The SMPTE VC-6 (ST 2117-1) codec addresses this gap through a hierarchical, tile-based architecture. Images are encoded as progressively refinable Levels of Quality (LoQs), each adding incremental detail. This enables selective retrieval and decoding of only the required resolution, region of interest, or color plane, with random access to independently decodable frames. Pipelines can retrieve and decode only what the model needs.

However, efficient single-image execution does not automatically translate to efficient scaling. As batch sizes grow, the bottleneck shifts from single-image kernel efficiency to workload orchestration, launch cadence, and GPU occupancy.

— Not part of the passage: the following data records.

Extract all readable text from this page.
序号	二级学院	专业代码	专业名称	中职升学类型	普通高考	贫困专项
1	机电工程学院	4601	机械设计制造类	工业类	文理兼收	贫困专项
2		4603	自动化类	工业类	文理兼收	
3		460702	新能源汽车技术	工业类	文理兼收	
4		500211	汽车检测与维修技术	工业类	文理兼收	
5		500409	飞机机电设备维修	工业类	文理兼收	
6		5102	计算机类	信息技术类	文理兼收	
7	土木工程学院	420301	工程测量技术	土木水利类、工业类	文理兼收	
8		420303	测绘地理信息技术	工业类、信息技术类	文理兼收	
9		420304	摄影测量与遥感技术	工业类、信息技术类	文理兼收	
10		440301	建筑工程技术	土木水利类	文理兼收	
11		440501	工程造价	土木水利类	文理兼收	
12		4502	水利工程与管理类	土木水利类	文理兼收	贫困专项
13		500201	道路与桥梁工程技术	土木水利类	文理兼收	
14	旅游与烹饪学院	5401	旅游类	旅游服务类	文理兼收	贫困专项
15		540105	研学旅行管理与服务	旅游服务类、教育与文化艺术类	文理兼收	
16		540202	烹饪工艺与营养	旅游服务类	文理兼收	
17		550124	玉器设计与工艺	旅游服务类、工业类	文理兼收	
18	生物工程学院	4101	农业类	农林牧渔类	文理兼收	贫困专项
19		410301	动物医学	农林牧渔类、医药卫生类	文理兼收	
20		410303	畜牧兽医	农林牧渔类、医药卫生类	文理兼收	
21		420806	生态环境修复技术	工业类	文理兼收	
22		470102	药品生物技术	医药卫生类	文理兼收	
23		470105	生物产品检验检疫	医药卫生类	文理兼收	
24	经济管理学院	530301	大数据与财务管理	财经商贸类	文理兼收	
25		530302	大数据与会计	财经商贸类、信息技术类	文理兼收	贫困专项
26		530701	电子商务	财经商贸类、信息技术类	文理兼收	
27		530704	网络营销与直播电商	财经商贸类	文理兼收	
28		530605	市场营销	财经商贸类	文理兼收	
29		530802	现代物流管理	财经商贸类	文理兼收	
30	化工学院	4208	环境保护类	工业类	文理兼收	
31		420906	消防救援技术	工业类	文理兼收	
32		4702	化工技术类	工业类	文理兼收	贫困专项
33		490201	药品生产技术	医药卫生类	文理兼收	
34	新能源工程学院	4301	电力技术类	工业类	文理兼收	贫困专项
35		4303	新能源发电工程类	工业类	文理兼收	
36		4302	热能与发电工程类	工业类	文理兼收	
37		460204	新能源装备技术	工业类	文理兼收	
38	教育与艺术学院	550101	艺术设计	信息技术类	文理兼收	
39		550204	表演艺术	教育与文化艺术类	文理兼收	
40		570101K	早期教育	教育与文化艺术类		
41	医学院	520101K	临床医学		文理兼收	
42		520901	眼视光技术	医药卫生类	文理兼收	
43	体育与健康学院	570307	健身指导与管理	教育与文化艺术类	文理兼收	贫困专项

This post focuses on the architectural changes required to scale VC-6 decoding for batched inference and training workloads. As NVIDIA Nsight Systems and NVIDIA Nsight Compute allow developers to identify system- and kernel-level constraints, they were leveraged to redesign the VC-6 CUDA implementation for batch throughput. The result is up to ~85% lower per-image decode time compared to the previous implementation, with submillisecond decode for LoQ-0 (~4K) in batch and ~0.2 ms for lower LoQs, with identical output quality. This significantly improves pipeline efficiency for production vision AI workloads.